Затем я отправился в трактир, сильно повредив себе этими словами.
ГЛАВА XXVI
ВТРОЕМ
Предоставляю другим судить, так ли уж я виноват или скорее заслуживаю жалости. Но когда я имею дело с женщинами, моя проницательность, вообще-то довольно острая, мне изменяет. Конечно, в тот миг, когда я разбудил Катриону, я думал главным образом о том, какое впечатление это произведет на Джемса Мора; и когда я вернулся и мы все трое сели завтракать, я тоже держался с девушкой почтительно и отчужденно, и мне до сих пор кажется, что это было самое разумное. Ее отец усомнился в чистоте моих дружеских чувств к ней, и я должен был прежде всего рассеять его сомнения. Но и у Катрионы есть оправдание.
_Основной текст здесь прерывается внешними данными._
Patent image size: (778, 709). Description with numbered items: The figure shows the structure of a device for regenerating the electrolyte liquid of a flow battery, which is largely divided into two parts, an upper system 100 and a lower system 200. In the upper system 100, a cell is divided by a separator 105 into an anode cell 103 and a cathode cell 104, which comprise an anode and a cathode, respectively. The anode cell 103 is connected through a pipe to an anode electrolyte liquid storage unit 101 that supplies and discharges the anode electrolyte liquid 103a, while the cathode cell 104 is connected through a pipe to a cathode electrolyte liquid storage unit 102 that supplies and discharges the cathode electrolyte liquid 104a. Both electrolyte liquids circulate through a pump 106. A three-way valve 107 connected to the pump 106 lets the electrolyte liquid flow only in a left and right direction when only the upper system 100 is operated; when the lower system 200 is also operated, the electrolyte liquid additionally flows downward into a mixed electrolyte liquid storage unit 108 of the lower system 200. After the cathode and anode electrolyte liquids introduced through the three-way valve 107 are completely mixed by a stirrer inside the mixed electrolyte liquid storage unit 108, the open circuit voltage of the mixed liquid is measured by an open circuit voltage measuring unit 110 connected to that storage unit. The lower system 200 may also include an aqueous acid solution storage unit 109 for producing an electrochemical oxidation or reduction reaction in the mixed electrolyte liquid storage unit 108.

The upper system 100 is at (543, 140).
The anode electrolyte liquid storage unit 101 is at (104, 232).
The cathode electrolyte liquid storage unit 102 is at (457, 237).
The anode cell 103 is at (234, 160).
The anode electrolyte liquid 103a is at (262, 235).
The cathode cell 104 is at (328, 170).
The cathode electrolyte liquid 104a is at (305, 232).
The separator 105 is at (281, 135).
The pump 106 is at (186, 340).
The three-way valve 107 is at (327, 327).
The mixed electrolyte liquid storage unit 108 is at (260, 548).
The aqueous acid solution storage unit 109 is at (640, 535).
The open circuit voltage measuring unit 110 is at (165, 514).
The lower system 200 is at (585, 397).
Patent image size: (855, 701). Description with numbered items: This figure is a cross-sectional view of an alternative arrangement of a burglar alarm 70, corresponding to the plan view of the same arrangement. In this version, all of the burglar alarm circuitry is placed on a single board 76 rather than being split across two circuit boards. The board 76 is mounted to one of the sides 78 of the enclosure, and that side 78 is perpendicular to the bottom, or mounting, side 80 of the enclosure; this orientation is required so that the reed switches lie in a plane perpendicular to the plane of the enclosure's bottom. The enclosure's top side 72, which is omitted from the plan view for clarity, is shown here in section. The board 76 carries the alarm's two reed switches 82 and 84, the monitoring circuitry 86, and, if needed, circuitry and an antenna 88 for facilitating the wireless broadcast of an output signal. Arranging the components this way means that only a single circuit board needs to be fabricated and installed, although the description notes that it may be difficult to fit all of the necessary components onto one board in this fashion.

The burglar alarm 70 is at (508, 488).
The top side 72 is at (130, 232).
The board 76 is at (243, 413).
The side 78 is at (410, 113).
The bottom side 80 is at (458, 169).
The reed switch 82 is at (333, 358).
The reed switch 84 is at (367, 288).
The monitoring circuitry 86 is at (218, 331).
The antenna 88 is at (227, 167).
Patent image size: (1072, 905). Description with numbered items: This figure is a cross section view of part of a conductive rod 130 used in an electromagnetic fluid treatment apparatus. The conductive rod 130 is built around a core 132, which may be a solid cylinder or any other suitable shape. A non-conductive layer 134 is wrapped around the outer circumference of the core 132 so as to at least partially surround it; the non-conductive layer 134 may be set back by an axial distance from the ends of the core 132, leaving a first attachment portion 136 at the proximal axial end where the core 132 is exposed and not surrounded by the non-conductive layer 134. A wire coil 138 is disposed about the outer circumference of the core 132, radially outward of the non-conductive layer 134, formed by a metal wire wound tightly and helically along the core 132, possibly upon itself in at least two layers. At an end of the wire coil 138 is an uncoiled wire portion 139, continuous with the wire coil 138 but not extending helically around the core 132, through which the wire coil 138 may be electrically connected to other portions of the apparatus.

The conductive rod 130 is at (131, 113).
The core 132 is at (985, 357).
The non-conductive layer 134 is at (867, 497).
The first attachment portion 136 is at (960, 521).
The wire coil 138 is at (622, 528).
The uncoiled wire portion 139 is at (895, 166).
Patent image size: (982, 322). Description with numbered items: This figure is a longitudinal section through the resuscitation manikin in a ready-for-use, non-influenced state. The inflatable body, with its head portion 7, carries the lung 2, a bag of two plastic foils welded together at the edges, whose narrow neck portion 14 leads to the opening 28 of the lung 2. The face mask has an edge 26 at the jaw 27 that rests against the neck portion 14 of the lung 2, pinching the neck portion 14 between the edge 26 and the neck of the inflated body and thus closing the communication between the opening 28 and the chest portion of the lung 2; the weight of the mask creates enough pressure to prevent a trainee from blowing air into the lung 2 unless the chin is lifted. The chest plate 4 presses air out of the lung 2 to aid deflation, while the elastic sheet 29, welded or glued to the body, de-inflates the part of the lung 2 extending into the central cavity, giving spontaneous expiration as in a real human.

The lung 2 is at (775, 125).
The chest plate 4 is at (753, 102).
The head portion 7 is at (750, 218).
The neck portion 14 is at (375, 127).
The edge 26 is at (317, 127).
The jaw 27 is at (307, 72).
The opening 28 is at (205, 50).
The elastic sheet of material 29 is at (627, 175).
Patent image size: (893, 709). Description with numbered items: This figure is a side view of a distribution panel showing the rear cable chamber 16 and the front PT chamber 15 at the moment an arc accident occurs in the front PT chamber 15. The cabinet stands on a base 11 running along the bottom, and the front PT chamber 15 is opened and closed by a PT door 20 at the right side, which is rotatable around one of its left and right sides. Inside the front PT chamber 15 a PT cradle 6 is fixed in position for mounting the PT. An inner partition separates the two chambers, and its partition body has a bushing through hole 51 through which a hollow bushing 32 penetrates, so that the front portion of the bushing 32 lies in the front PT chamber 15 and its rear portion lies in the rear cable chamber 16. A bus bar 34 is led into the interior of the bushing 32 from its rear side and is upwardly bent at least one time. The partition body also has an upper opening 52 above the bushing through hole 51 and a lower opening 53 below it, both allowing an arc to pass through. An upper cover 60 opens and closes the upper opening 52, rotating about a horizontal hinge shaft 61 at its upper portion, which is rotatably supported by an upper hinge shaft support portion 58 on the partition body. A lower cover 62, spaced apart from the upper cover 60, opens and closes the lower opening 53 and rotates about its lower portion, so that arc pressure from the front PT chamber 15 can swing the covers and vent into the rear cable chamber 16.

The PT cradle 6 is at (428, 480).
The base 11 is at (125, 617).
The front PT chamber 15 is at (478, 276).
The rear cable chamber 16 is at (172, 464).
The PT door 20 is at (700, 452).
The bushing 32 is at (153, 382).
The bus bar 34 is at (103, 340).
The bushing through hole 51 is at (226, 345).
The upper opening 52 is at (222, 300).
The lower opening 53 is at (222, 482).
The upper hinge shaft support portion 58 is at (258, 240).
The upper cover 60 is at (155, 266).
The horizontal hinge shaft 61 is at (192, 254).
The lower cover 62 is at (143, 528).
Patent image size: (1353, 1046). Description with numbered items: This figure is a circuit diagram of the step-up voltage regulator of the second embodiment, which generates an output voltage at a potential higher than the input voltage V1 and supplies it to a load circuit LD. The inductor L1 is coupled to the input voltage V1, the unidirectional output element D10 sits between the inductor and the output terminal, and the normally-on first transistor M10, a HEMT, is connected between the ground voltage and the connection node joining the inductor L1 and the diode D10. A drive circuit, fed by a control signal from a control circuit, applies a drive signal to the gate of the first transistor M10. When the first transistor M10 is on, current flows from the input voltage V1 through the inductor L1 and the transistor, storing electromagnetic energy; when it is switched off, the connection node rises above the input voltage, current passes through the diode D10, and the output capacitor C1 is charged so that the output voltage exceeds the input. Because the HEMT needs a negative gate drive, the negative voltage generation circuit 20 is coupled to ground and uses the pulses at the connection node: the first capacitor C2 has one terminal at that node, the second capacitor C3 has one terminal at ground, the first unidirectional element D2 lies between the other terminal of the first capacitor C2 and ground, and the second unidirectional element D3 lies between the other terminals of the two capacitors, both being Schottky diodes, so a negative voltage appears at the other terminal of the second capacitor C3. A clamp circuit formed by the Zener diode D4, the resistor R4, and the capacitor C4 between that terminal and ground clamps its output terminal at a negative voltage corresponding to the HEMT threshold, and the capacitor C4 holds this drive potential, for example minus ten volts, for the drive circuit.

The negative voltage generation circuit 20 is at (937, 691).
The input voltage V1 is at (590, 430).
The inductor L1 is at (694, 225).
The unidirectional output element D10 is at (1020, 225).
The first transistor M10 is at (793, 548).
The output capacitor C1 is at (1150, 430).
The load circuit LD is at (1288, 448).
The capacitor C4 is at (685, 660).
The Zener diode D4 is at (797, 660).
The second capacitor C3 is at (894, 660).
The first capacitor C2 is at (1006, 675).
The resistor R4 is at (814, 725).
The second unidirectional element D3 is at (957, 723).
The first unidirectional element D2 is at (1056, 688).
Только накануне нас обоих охватил порыв любви и нежности, мы держали друг друга в объятиях; потом я грубо оттолкнул ее от себя; я взывал к ней среди ночи из другой комнаты; долгие часы она провела без сна, в слезах и, уж наверно, думала обо мне. И вот в довершение всего я разбудил ее, назвав мисс Драммонд, от чего она успела отвыкнуть, а теперь держался с нею отчужденно и почтительно и ввел ее в совершеннейшее заблуждение относительно моих истинных чувств; она поняла все это превратно и вообразила, будто я раскаиваюсь и намерен отступить!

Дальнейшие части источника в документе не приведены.